By H. Patricia Hynes | (Informed Comment) | – –
Kyoko Hayashi nearly died on August 9, 1945 in the atomic bombing of Nagasaki. She was fourteen years old and working at a factory less than a mile from the epicenter of the atomic explosion. She traveled barefoot for nine hours through the ruins of Nagasaki passing many dead and dying who had been crushed, burned and wounded.
The unique tragedy of those who lost their lives to the bomb, she feels, is that the bomb not only deprived them of their lives but also of “their own personal deaths.” And for the survivors like herself, known as hibakusha, “…the shortening of a given life, not being able to live fully–this was the promise made between an atomic bomb and its victims.”
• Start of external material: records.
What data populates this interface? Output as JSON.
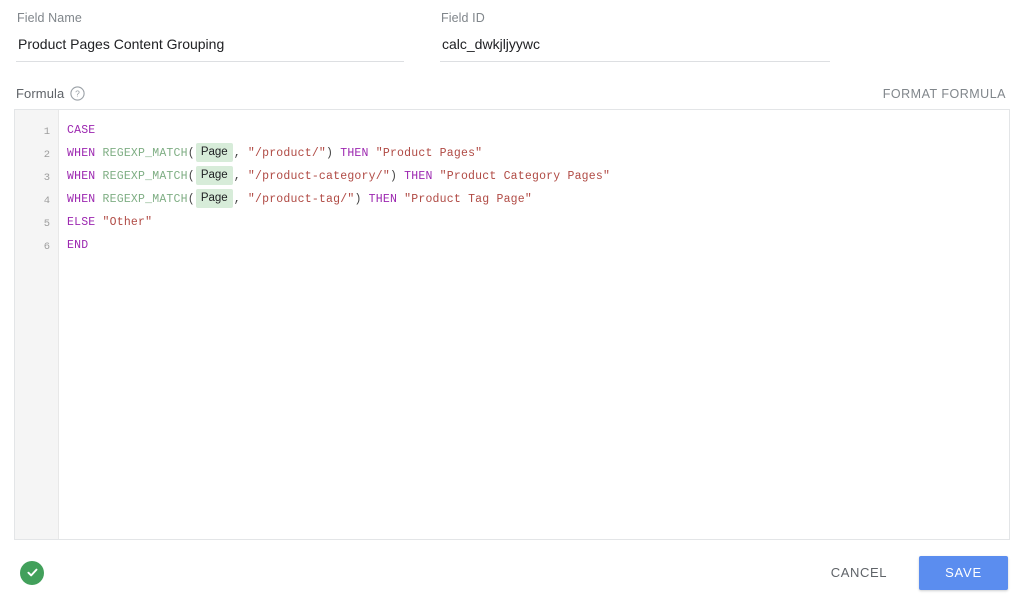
{
  "colors": {
    "accent": "#5b8def",
    "status_ok": "#42a05b",
    "chip_bg": "#d7ecd9",
    "keyword": "#9c27b0",
    "function": "#7fae84",
    "string": "#b04a44"
  },
  "fields": {
    "name": {
      "label": "Field Name",
      "value": "Product Pages Content Grouping",
      "placeholder": "Field Name"
    },
    "id": {
      "label": "Field ID",
      "value": "calc_dwkjljyywc",
      "placeholder": "Field ID"
    }
  },
  "formula_section": {
    "label": "Formula",
    "help_icon": "help-circle-icon",
    "format_button": "FORMAT FORMULA"
  },
  "editor": {
    "line_numbers": [
      "1",
      "2",
      "3",
      "4",
      "5",
      "6"
    ],
    "lines": [
      {
        "number": "1",
        "tokens": [
          {
            "type": "kw",
            "text": "CASE"
          }
        ]
      },
      {
        "number": "2",
        "tokens": [
          {
            "type": "kw",
            "text": "WHEN"
          },
          {
            "type": "plain",
            "text": " "
          },
          {
            "type": "fn",
            "text": "REGEXP_MATCH"
          },
          {
            "type": "punct",
            "text": "("
          },
          {
            "type": "chip",
            "text": "Page"
          },
          {
            "type": "punct",
            "text": ", "
          },
          {
            "type": "str",
            "text": "\"/product/\""
          },
          {
            "type": "punct",
            "text": ") "
          },
          {
            "type": "kw",
            "text": "THEN"
          },
          {
            "type": "plain",
            "text": " "
          },
          {
            "type": "str",
            "text": "\"Product Pages\""
          }
        ]
      },
      {
        "number": "3",
        "tokens": [
          {
            "type": "kw",
            "text": "WHEN"
          },
          {
            "type": "plain",
            "text": " "
          },
          {
            "type": "fn",
            "text": "REGEXP_MATCH"
          },
          {
            "type": "punct",
            "text": "("
          },
          {
            "type": "chip",
            "text": "Page"
          },
          {
            "type": "punct",
            "text": ", "
          },
          {
            "type": "str",
            "text": "\"/product-category/\""
          },
          {
            "type": "punct",
            "text": ") "
          },
          {
            "type": "kw",
            "text": "THEN"
          },
          {
            "type": "plain",
            "text": " "
          },
          {
            "type": "str",
            "text": "\"Product Category Pages\""
          }
        ]
      },
      {
        "number": "4",
        "tokens": [
          {
            "type": "kw",
            "text": "WHEN"
          },
          {
            "type": "plain",
            "text": " "
          },
          {
            "type": "fn",
            "text": "REGEXP_MATCH"
          },
          {
            "type": "punct",
            "text": "("
          },
          {
            "type": "chip",
            "text": "Page"
          },
          {
            "type": "punct",
            "text": ", "
          },
          {
            "type": "str",
            "text": "\"/product-tag/\""
          },
          {
            "type": "punct",
            "text": ") "
          },
          {
            "type": "kw",
            "text": "THEN"
          },
          {
            "type": "plain",
            "text": " "
          },
          {
            "type": "str",
            "text": "\"Product Tag Page\""
          }
        ]
      },
      {
        "number": "5",
        "tokens": [
          {
            "type": "kw",
            "text": "ELSE"
          },
          {
            "type": "plain",
            "text": " "
          },
          {
            "type": "str",
            "text": "\"Other\""
          }
        ]
      },
      {
        "number": "6",
        "tokens": [
          {
            "type": "kw",
            "text": "END"
          }
        ]
      }
    ]
  },
  "footer": {
    "status_icon": "check-circle-icon",
    "cancel_label": "CANCEL",
    "save_label": "SAVE"
  }
}
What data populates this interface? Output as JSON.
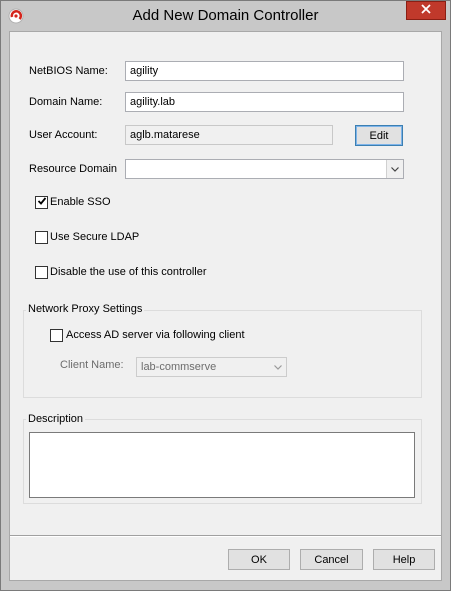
{
  "window": {
    "title": "Add New Domain Controller"
  },
  "form": {
    "netbios_label": "NetBIOS Name:",
    "netbios_value": "agility",
    "domain_label": "Domain Name:",
    "domain_value": "agility.lab",
    "user_label": "User Account:",
    "user_value": "aglb.matarese",
    "edit_label": "Edit",
    "resource_label": "Resource Domain",
    "resource_value": "",
    "enable_sso_label": "Enable SSO",
    "enable_sso_checked": true,
    "secure_ldap_label": "Use Secure LDAP",
    "secure_ldap_checked": false,
    "disable_label": "Disable the use of this controller",
    "disable_checked": false
  },
  "proxy": {
    "group_label": "Network Proxy Settings",
    "access_label": "Access AD server via following client",
    "access_checked": false,
    "client_label": "Client Name:",
    "client_value": "lab-commserve"
  },
  "description": {
    "group_label": "Description",
    "value": ""
  },
  "buttons": {
    "ok": "OK",
    "cancel": "Cancel",
    "help": "Help"
  },
  "colors": {
    "close_button": "#c0392b",
    "focus_border": "#3c7fb1",
    "dialog_bg": "#f0f0f0"
  },
  "icons": {
    "app": "commvault-app-icon",
    "close": "close-icon",
    "check": "checkmark-icon",
    "dropdown": "chevron-down-icon"
  }
}
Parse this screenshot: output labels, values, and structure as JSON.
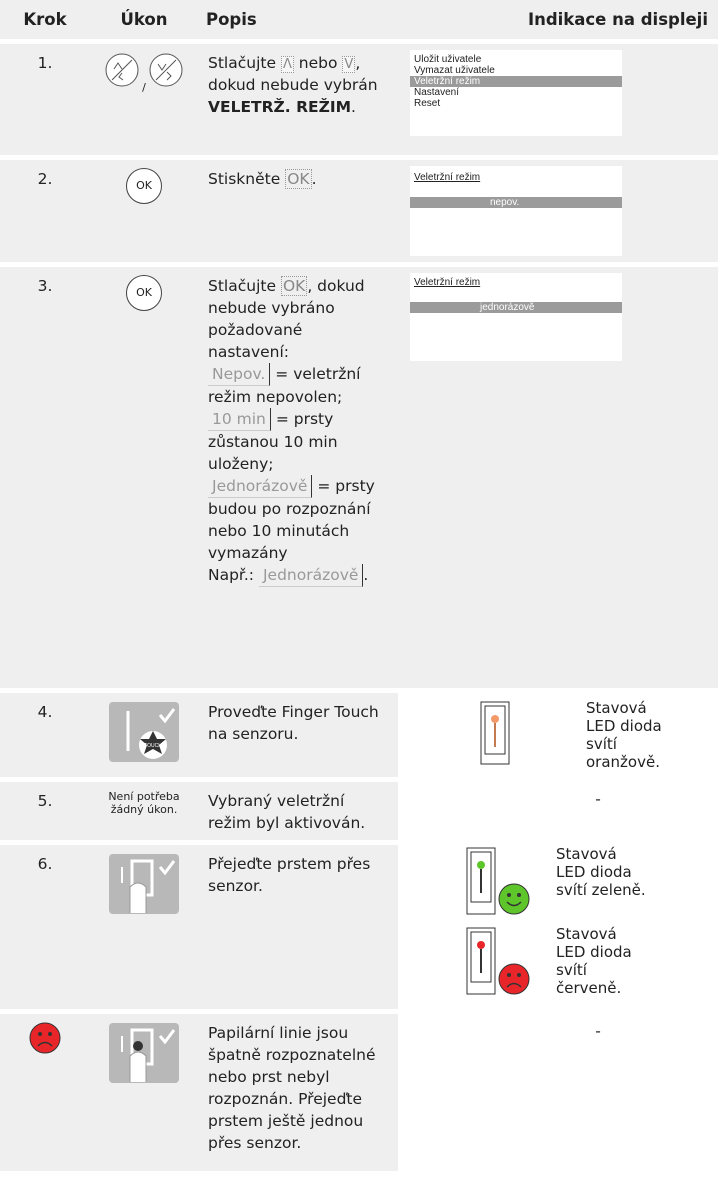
{
  "headers": {
    "step": "Krok",
    "action": "Úkon",
    "description": "Popis",
    "display": "Indikace na displeji"
  },
  "rows": {
    "r1": {
      "step": "1.",
      "desc_a": "Stlačujte",
      "key_up": "Λ",
      "desc_b": "nebo",
      "key_down": "V",
      "desc_c": ",",
      "desc_d": "dokud nebude vybrán",
      "bold": "VELETRŽ. REŽIM",
      "desc_e": ".",
      "slash": "/",
      "menu": [
        "Uložit uživatele",
        "Vymazat uživatele",
        "Veletržní režim",
        "Nastavení",
        "Reset"
      ],
      "menu_selected": "Veletržní režim"
    },
    "r2": {
      "step": "2.",
      "button": "OK",
      "desc": "Stiskněte",
      "key": "OK",
      "end": ".",
      "screen_title": "Veletržní režim",
      "screen_value": "nepov."
    },
    "r3": {
      "step": "3.",
      "button": "OK",
      "desc_a": "Stlačujte",
      "key": "OK",
      "desc_b": ", dokud nebude vybráno požadované nastavení:",
      "opt1": "Nepov.",
      "opt1_txt": "= veletržní režim nepovolen;",
      "opt2": "10 min",
      "opt2_txt": "= prsty zůstanou 10 min uloženy;",
      "opt3": "Jednorázově",
      "opt3_txt": "= prsty budou po rozpoznání nebo 10 minutách vymazány",
      "ex": "Např.:",
      "ex_val": "Jednorázově",
      "end": ".",
      "screen_title": "Veletržní režim",
      "screen_value": "jednorázově"
    },
    "r4": {
      "step": "4.",
      "icon_text": "TOUCH",
      "desc": "Proveďte Finger Touch na senzoru.",
      "led": "Stavová LED dioda svítí oranžově.",
      "led_color": "#f39a6b"
    },
    "r5": {
      "step": "5.",
      "action": "Není potřeba žádný úkon.",
      "desc": "Vybraný veletržní režim byl aktivován.",
      "display": "-"
    },
    "r6": {
      "step": "6.",
      "desc": "Přejeďte prstem přes senzor.",
      "led_green": "Stavová LED dioda svítí zeleně.",
      "led_red": "Stavová LED dioda svítí červeně.",
      "green": "#5ec52b",
      "red": "#e8262a"
    },
    "r7": {
      "desc": "Papilární linie jsou špatně rozpoznatelné nebo prst nebyl rozpoznán. Přejeďte prstem ještě jednou přes senzor.",
      "display": "-"
    }
  }
}
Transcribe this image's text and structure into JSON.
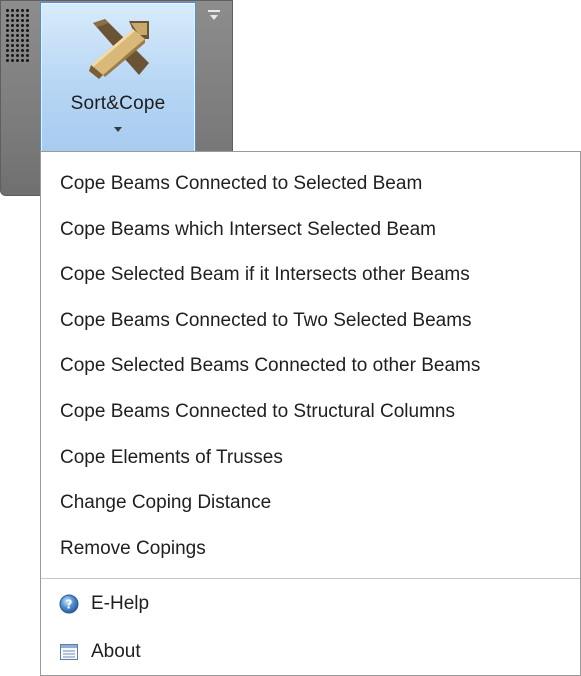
{
  "ribbon": {
    "button": {
      "label": "Sort&Cope",
      "icon": "crossed-beams-icon"
    },
    "panel_dropdown_icon": "panel-options-icon"
  },
  "menu": {
    "items": [
      {
        "label": "Cope Beams Connected to Selected Beam"
      },
      {
        "label": "Cope Beams which Intersect Selected Beam"
      },
      {
        "label": "Cope Selected Beam if it Intersects other Beams"
      },
      {
        "label": "Cope Beams Connected to Two Selected Beams"
      },
      {
        "label": "Cope Selected Beams Connected to other Beams"
      },
      {
        "label": "Cope Beams Connected to Structural Columns"
      },
      {
        "label": "Cope Elements of Trusses"
      },
      {
        "label": "Change Coping Distance"
      },
      {
        "label": "Remove Copings"
      }
    ],
    "footer_items": [
      {
        "label": "E-Help",
        "icon": "help-icon"
      },
      {
        "label": "About",
        "icon": "about-icon"
      }
    ]
  }
}
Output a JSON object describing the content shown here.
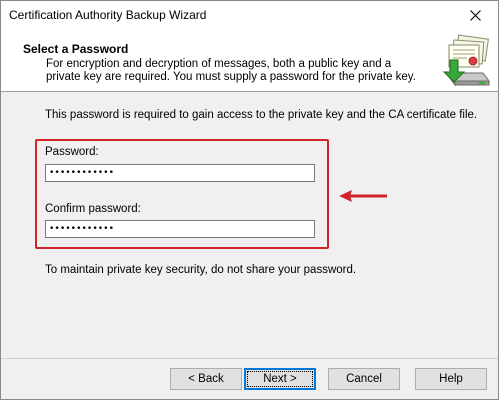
{
  "window": {
    "title": "Certification Authority Backup Wizard",
    "close_glyph": "✕"
  },
  "header": {
    "title": "Select a Password",
    "description": "For encryption and decryption of messages, both a public key and a private key are required. You must supply a password for the private key.",
    "icon": "certificate-backup-icon"
  },
  "main": {
    "intro": "This password is required to gain access to the private key and the CA certificate file.",
    "password_label": "Password:",
    "password_value": "••••••••••••",
    "confirm_label": "Confirm password:",
    "confirm_value": "••••••••••••",
    "note": "To maintain private key security, do not share your password."
  },
  "annotation": {
    "highlight_color": "#d2232a",
    "arrow_icon": "red-arrow-left-icon"
  },
  "footer": {
    "back_label": "< Back",
    "next_label": "Next >",
    "cancel_label": "Cancel",
    "help_label": "Help"
  },
  "colors": {
    "accent": "#0078d7",
    "header_bg": "#ffffff",
    "body_bg": "#f0f0f0"
  }
}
The bomb changed time for her. “I could not make an appointment longer than a month ahead,” given many hibakusha friends died from unpredictable bleeding. “The past is always present and the future is never countable.” A friend observed of Hayashi, “[The] quietness in her seems to flow from her sustained mourning over those who lost their lives in the Nagasaki bombing. Every hibakusha knows their survival carries within it the wailing and silence of the dead.” (1)
In one of her many published stories, Hayashi invents a new calendar, the “A-bomb calendar” which designates 1945 as the first year. Why? “The significance of the birth of Christ or Buddha pales in comparison,” with the event that demonstrated that “humans had gained the means to destroy their own species, all other species and the earth.” (1) Her words reverberate with the grave ruminations of the renowned biologist and author of Silent Spring, Rachel Carson. “In the days before Hiroshima,” she imagined the powerful and inviolate realms of nature, like the sea and vast water cycles, to be beyond human destructive power. “But I was wrong. Even those things that seemed to belong to the eternal verities are not only threatened but have already felt the destroying hand of man.” (2)
Fifty four years after surviving the bomb, Hayashi journeyed from Japan to the Trinity Site in New Mexico, the site of the first atomic bomb explosion, a national landmark since 1975, and “a hibakusha’s birth place,” as she deems it. She may be the sole survivor of the atomic bombs to have made this morbid pilgrimage.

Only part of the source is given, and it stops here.